I have no qualms with a long movie. If the story is great I want to live in that world for as long as possible. A 95 min movie can feel like an eternity (good or bad) and a 3 hour movie can fly by and leave you wanting more.

The problem, as I see it, is unfocused storytelling.

It starts with a good screenplay that is focused, concise, and well paced. Shoot more than you need to tell the story, then edit out everything that's not 100% necessary. Be lean and purposeful in your story. A great screenplay will service everything in the story with great economy. Great scenes will serve two or more purposes, develop the story, and - when they're really great - make you lose all sense of time.
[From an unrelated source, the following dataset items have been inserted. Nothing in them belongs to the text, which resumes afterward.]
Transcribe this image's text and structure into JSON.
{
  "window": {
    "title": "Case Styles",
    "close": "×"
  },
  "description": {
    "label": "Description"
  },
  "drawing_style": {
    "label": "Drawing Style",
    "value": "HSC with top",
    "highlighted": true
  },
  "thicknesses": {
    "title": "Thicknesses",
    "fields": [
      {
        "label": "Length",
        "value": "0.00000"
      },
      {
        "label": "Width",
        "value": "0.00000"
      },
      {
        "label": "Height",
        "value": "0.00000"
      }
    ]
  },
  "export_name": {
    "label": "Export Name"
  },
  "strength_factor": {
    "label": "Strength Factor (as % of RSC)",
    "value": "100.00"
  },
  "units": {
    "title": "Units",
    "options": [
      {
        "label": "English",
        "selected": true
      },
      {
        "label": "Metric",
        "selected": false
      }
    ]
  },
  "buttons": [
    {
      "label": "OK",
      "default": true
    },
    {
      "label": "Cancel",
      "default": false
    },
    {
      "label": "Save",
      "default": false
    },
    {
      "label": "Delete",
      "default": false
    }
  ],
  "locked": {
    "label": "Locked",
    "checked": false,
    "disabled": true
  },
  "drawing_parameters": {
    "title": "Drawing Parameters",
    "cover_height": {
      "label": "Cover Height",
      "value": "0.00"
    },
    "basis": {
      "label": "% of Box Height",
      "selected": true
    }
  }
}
Many films are full of sprawling superfluous plots that don't amount to much. I feel this most during certain blockbuster films that are packed to the gills with spectacular set pieces, have three separate "emotional" climaxes, and somehow fail to stick the landing. When these elements are poorly balanced or overcooked they feel like a slog.

Paul_Clayton 8 hours ago | parent [-]

I would not phrase the means of approaching best length as "edit out everything that's not 100% necessary" but as something more like "make every scene count/pull more than its weight". The former, to my mind, tends to associate with small goals and a pure utilitarianism that falls short of excellence. I doubt you meant anything like that.

I certainly agree that "Great scenes will server two or more purposes". A scene can advance the plot, display who the characters are and who they may become, foreshadow or rationalize future plot elements (or present red herrings), introduce worldbuilding depth, manage the emotional state of the audience (comic relief is a simple example), etc. I would not be surprised if a great scene can also so elevate other scenes that its relative greatness may be less obvious because it makes the whole greater than the sum of its parts in isolation.

I very rarely watch movies (even less often in a theater) and I do not have a drama or fiction writing background, but even a "little learning" about the theory hints that bulk is easier to achieve than extensive excellence.